The Series Against St. Lawrence:
• In a series that began during the 1926-27 campaign, Cornell holds a 58-45-8 all-time lead. The teams split their two games last year.
• Cornell locked down a 2-1 victory on Dec. 4, 2015 in the teams' last meeting at Lynah Rink. Senior forward
Jake Weidner scored the eventual winner in transition late in the second.
Freshman Force:
• The jump to college hockey can be a big one for newcomers, but forward
Anthony Angello — a 2014 draft pick of the Pittsburgh Penguins — clearly felt right at home as a freshman last season. Angello was the Big Red's first player to have points in his first four collegiate games since Ryan Moynihan from Nov. 8-16, 1996 — which was
Mike Schafer's second season as head coach of his alma mater.
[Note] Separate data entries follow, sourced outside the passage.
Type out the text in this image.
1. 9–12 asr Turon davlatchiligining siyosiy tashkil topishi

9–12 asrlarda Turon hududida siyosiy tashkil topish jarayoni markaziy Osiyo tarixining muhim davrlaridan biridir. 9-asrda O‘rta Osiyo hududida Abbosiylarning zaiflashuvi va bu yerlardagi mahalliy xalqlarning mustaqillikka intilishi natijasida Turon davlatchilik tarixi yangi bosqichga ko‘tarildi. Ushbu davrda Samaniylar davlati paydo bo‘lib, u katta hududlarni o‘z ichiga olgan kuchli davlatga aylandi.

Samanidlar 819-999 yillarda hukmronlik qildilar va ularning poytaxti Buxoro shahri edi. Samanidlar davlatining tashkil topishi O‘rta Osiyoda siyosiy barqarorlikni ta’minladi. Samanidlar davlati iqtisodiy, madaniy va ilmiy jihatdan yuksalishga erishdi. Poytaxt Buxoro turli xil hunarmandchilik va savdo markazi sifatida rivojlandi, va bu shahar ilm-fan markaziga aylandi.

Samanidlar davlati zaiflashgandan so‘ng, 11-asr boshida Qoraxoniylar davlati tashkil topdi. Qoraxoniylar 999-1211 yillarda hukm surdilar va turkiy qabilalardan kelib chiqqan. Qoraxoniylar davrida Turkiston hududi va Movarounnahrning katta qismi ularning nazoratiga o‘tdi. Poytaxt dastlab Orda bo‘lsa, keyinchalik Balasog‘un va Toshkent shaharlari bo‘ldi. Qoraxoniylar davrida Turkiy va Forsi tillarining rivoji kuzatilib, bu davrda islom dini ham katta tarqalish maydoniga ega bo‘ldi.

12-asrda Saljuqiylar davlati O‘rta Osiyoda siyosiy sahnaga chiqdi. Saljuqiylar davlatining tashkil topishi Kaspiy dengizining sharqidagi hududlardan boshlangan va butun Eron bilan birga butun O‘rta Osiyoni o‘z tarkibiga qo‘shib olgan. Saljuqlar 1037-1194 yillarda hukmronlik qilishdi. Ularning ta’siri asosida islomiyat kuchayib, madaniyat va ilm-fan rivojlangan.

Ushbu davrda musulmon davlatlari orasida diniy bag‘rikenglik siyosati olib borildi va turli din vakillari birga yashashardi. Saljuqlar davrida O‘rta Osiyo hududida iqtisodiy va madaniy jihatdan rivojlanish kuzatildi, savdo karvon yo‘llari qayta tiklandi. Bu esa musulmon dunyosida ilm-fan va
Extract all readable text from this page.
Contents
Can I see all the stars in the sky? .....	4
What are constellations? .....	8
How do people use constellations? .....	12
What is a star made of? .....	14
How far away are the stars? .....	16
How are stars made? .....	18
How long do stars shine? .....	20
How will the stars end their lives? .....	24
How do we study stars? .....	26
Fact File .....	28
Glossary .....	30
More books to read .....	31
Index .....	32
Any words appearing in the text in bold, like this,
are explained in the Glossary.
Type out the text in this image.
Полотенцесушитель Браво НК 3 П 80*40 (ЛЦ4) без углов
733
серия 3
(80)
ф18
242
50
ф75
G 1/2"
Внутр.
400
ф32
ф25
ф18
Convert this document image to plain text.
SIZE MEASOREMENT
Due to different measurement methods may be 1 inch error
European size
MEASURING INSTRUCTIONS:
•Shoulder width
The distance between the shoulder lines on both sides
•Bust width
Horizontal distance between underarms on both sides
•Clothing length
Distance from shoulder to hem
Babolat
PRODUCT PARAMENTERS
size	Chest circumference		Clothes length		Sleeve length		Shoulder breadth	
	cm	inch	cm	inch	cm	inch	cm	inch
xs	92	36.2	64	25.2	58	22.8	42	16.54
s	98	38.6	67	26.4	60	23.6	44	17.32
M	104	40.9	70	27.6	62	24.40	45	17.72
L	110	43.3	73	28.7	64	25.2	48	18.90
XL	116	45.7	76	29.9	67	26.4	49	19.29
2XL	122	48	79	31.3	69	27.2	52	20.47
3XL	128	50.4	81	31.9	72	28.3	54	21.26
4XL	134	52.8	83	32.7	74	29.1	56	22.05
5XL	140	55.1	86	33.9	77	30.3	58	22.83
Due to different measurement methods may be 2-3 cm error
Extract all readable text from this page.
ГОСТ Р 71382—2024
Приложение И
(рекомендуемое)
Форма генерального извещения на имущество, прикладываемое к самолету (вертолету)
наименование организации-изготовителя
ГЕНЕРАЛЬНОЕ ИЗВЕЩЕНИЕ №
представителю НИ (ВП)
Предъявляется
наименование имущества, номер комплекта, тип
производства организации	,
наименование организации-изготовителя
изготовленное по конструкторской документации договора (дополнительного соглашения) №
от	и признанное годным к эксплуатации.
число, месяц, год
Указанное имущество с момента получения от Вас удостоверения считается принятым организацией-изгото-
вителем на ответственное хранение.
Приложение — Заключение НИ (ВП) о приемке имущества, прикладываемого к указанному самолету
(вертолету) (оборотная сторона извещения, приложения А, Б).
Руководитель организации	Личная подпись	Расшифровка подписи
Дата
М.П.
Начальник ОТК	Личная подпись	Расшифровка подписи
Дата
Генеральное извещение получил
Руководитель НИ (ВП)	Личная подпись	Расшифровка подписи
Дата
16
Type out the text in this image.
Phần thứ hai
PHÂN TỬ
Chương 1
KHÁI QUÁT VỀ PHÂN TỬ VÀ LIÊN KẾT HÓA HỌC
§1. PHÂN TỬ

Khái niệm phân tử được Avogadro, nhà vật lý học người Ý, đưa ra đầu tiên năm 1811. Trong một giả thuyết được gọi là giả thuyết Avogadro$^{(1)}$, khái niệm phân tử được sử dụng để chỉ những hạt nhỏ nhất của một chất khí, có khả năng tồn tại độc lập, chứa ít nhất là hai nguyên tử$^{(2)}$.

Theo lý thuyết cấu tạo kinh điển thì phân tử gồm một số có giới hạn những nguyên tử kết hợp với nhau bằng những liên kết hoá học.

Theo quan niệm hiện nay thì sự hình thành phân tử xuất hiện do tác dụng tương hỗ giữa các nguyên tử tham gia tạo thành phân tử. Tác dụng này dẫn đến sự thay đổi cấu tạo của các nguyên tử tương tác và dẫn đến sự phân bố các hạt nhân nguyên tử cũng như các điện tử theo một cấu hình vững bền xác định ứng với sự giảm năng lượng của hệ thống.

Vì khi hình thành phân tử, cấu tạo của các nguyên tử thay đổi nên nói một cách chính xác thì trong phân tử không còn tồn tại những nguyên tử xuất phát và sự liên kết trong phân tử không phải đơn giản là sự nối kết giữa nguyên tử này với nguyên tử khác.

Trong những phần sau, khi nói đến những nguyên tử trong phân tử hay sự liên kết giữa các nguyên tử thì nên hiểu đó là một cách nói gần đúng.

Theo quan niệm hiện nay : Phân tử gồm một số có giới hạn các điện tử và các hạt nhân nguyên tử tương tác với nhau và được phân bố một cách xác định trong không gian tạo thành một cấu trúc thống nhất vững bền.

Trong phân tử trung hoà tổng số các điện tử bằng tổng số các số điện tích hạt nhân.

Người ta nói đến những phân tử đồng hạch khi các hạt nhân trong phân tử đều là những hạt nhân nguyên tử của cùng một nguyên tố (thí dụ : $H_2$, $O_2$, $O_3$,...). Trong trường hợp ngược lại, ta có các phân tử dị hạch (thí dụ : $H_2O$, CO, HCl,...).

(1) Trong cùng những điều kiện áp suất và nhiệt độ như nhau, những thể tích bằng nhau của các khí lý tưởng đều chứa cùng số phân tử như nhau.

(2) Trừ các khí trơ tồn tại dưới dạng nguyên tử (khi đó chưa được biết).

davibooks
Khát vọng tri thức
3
• Angello then scored the overtime winner Nov. 14, 2015 at Colgate and was named ECAC Hockey Rookie of the Week twice (Jan. 12 and March 1) on his way to posting a team-high 11 goals.
Feel The Draft?:
• Cornell has five players on the roster who have been selected in the NHL Entry Draft, including four from 2014. Sophomore forward
Beau Starrett (Chicago Blackhawks) was selected earliest in the group, having been taken in the third round with the 88th overall pick. Classmate
Anthony Angello, also a forward, was selected in the fifth round by the Pittsburgh Penguins. Junior forwards
Jared Fiegl (Arizona Coyotes) and
Dwyer Tschantz (St. Louis Blues) were then picked in the seventh round. Senior forward
Matt Buckles was taken by the Florida Panthers in the fourth round of the 2013 draft.
An Empire State of Mind:
• The Big Red's stars in the Nov. 26 win over New Hampshire at The Frozen Apple at Madison Square Garden all had ties to New York. Junior forward
Alex Rauter, who scored on a penalty shot in the third period, is from nearby Chatham, N.J., participated in the New York Rangers prospect development camp in 2012, and once played youth hockey on MSG ice in between periods of a Rangers game. Freshman forward
Noah Bauld, who scored the game-winner, was actually born in New York before moving to his hometown of Halifax, Nova Scotia when he was a toddler, and senior goaltender
Mitch Gillam once attended the New York Islanders' prospect camp.
Anniversary Season:
• There are some significant milestones in Cornell hockey history that have happened in years ending with a '7', so this season will feature a couple noteworthy anniversaries. This is the 60th year of hockey in Lynah Rink, since the facility was dedicated April 6, 1957.
• This season also marks the 50th anniversary of Cornell's first national championship team in 1967. There will be a special ceremony to honor that team Jan. 27-28 during home games against Dartmouth and Harvard.
Up Next:
• Cornell concludes its home stand with games against Ivy League rivals Harvard (Friday, Jan. 27) and Dartmouth (Saturday, Jan. 28) next weekend. The Big Red then travels to New York's Capital District for Feb. 3-4 games against ECAC Hockey-leading Union and Rensselaer.